An elite team of officers advising the US commander, General David Petraeus, in Baghdad has concluded that they have six months to win the war in Iraq - or face a Vietnam-style collapse in political and public support that could force the military into a hasty retreat.

The officers - combat veterans who are experts in counter-insurgency - are charged with implementing the "new way forward" strategy announced by George Bush on January 10. The plan includes a controversial "surge" of 21,500 additional American troops to establish security in the Iraqi capital and Anbar province.

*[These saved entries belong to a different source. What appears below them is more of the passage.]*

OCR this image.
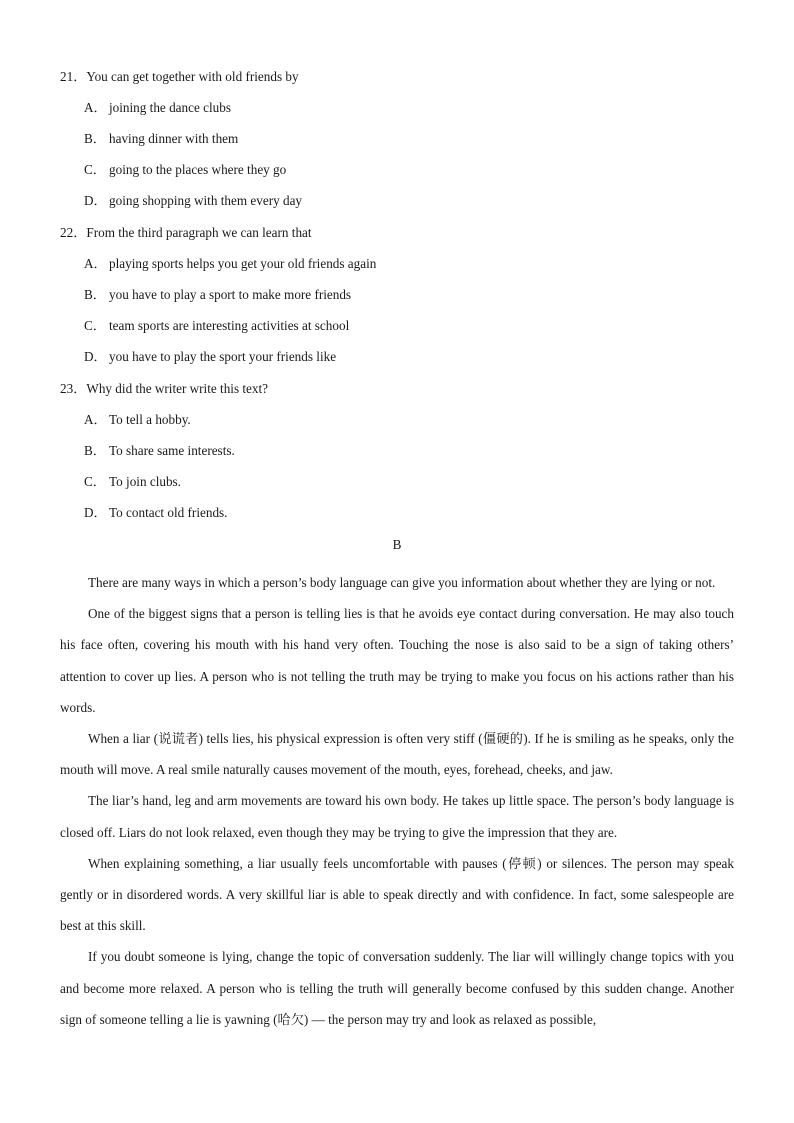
21．You can get together with old friends by
A． joining the dance clubs
B． having dinner with them
C． going to the places where they go
D． going shopping with them every day
22．From the third paragraph we can learn that
A． playing sports helps you get your old friends again
B． you have to play a sport to make more friends
C． team sports are interesting activities at school
D． you have to play the sport your friends like
23．Why did the writer write this text?
A． To tell a hobby.
B． To share same interests.
C． To join clubs.
D． To contact old friends.
B

There are many ways in which a person’s body language can give you information about whether they are lying or not.

One of the biggest signs that a person is telling lies is that he avoids eye contact during conversation. He may also touch his face often, covering his mouth with his hand very often. Touching the nose is also said to be a sign of taking others’ attention to cover up lies. A person who is not telling the truth may be trying to make you focus on his actions rather than his words.

When a liar (说谎者) tells lies, his physical expression is often very stiff (僵硬的). If he is smiling as he speaks, only the mouth will move. A real smile naturally causes movement of the mouth, eyes, forehead, cheeks, and jaw.

The liar’s hand, leg and arm movements are toward his own body. He takes up little space. The person’s body language is closed off. Liars do not look relaxed, even though they may be trying to give the impression that they are.

When explaining something, a liar usually feels uncomfortable with pauses (停顿) or silences. The person may speak gently or in disordered words. A very skillful liar is able to speak directly and with confidence. In fact, some salespeople are best at this skill.

If you doubt someone is lying, change the topic of conversation suddenly. The liar will willingly change topics with you and become more relaxed. A person who is telling the truth will generally become confused by this sudden change. Another sign of someone telling a lie is yawning (哈欠) — the person may try and look as relaxed as possible,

But the team, known as the "Baghdad brains trust" and ensconced in the heavily fortified Green Zone, is struggling to overcome a range of entrenched problems in what has become a race against time, according to a former senior administration official familiar with their deliberations.

"They know they are operating under a clock. They know they are going to hear a lot more talk in Washington about 'Plan B' by the autumn - meaning withdrawal. They know the next six-month period is their opportunity. And they say it's getting harder every day," he said.

By improving security, the plan's short-term aim is to create time and space for the Iraqi government to bring rival Shia, Sunni and Kurd factions together in a process of national reconciliation, American officials say. If that works within the stipulated timeframe, longer term schemes for rebuilding Iraq under the so-called "go long" strategy will be set in motion.